Superseded by 0007, but the context in this ADR is still useful

Context

At the moment of revisiting our dependency-management approach, Bedrock’s Python dependencies were installed from a hand-cut requirements/*.txt files which (sensibly) included hashes so that we could be sure about what our Python package installer, pip, was actually installing.

However, this process was onerous:

  • We had a number of requirements files, base, prod, dev, migration (no longer required but still being processed at installation time) and docs - all of which had to be hand-maintained.

  • Hashes needed to be generated when adding/updating a dependency. This was done with a specific tool hashin and needed to be done for each requirement.

  • When pip detects hashes in a requirements file, it automatically requires hashes for all packages it installs, including subdependencies of dependecies mentioned in requirements/*.txt. This in turn meant that adding or updating a new dep often required hashing-in one or more subdeps – and at worst, a change or niggle with pip would result in a new subdep being implicitly required, which would then fail to install because it was not hashed in to the requirements file.

Other projects (both within MEAO and across Mozilla) used more sophisticated dependency management tools, including:

  • pip-tools - which draws reqs from an input file and generates a requirements.txt complete with hashes

  • pip-compile-multi - which extends pip-tools’ behaviour to support multiple output files and shared input files

  • poetry - which combines a lockfile approach with a standalone virtual environment

  • pipenv - which similarly combines a lockfile with a virtual environment

  • conda - a language-agnostic package manager and environment management system

  • simply pip

The ideal solution would support all of the following:

  • Simple input file format/syntax

  • Ability to pin dependencies

  • Support for installing with hash-checking of packages

  • Automatic hashing of requirements, rather than having to manually do it with hashin et al.

  • Support for multiple build configurations (eg prod, dev, docs)

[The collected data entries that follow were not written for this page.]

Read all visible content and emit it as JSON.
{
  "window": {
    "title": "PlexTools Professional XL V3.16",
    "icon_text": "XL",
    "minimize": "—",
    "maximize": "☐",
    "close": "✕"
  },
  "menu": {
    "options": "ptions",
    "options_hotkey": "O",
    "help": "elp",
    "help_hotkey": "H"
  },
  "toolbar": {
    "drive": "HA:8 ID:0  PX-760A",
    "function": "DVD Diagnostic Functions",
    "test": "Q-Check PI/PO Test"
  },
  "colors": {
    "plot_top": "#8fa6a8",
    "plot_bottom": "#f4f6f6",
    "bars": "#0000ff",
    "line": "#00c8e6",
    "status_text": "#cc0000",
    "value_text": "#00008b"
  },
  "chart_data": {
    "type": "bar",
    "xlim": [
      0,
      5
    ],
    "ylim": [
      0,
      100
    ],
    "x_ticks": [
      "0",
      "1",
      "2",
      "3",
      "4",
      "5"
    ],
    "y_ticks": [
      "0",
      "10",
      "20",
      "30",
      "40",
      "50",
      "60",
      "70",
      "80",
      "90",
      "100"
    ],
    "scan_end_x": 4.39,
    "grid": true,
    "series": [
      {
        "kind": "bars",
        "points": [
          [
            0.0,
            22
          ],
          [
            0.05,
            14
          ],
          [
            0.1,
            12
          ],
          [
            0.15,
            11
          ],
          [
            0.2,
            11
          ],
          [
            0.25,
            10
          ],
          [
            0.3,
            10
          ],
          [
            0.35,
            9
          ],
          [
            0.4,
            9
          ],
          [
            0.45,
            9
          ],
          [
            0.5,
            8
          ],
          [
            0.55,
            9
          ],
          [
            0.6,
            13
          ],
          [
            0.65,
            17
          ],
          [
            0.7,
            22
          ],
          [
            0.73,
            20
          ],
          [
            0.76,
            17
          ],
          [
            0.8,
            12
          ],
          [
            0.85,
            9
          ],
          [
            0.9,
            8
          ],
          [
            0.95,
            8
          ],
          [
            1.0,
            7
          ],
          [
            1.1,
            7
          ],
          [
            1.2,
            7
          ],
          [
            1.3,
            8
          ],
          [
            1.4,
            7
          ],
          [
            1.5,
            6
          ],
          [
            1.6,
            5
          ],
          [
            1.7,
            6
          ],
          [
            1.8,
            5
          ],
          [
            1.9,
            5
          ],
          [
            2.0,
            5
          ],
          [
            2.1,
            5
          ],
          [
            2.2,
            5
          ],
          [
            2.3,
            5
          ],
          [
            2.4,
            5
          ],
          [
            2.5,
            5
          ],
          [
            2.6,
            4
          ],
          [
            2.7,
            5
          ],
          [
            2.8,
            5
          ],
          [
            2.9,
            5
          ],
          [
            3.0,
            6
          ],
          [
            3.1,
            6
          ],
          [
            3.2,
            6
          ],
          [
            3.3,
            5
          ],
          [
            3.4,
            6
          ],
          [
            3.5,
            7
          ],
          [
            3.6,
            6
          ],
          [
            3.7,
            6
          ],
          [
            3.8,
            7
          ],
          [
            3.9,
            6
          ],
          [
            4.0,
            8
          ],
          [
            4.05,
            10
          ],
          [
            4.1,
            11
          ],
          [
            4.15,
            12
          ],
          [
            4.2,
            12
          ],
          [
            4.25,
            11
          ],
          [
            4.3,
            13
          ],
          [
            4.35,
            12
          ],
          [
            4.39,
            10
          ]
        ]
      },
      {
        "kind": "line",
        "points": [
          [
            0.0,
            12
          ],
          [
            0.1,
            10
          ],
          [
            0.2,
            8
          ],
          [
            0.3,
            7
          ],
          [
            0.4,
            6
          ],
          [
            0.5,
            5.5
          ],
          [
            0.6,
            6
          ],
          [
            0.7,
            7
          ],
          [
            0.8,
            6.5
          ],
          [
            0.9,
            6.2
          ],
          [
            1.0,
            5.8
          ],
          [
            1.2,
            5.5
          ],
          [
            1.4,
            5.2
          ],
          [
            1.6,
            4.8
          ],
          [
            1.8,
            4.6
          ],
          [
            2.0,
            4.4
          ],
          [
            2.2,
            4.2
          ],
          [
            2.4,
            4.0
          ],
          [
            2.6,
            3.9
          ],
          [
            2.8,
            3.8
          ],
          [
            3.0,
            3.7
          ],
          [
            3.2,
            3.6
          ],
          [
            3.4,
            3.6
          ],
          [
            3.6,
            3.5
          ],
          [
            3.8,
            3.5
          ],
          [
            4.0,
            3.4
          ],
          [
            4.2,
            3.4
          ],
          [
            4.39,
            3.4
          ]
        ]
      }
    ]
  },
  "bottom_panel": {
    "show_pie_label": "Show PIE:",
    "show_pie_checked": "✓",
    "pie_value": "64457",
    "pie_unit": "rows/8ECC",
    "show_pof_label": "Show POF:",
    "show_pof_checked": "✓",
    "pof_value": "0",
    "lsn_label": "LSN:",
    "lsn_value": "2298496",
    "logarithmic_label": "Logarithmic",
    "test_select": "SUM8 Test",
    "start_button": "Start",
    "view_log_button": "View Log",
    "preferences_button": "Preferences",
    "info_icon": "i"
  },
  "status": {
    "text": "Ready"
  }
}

  • Dependabot compatibility, so we still get alerts and updates

  • An unopinionated approach to virtualenvs – can work with and without them, so that developers can use the virtualenv tooling they prefer and we don’t have to use a virtualenv in our containers if we don’t want to

  • Sufficiently active maintenance of the project

  • Use/knowledge of the tooling elsewhere in the broader organisation

Decision

After evaluating the above, including pip-tools, pip-compile-multi and poetry in greater depth, pip-compile-multi was selected.

Significant factors were how allows us to pin our top-level dependencies in a clutter-free input format, supports inheritance between files and miltiple output files with ease, and it automatically generates hashes for subdependencies.

Consequences

pip-compile-multi has been easily integrated into the Bedrock workflow, but there is one non-trivial downside: Github’s Dependabot service does not play well with the combination of multiple requirements files and inheritance between them. As such, does not currently produce reliable updates (either partial updates or some requirements files seem to be ignored entirely). See https://github.com/dependabot/dependabot-core/issues/536

Strictly, though, we don’t need the convenience of Dependabot - we have a make command to identify stale deps and recompiling is another, single, make command. Also, we’re more likely to compile a bunch of Dependabot PRs into one changeset (eg with paul-mclendahand), than to merge them straight to master/main one at at time. As long as we’re getting Github security alerts for vulnerable dependencies, we’ll be OK.

That said, if we did find we needed Dependabot compatibility, pip-tools and some extra legwork in the Makefile to deal with prod, dev and docs deps separately would likely be a viable alternative.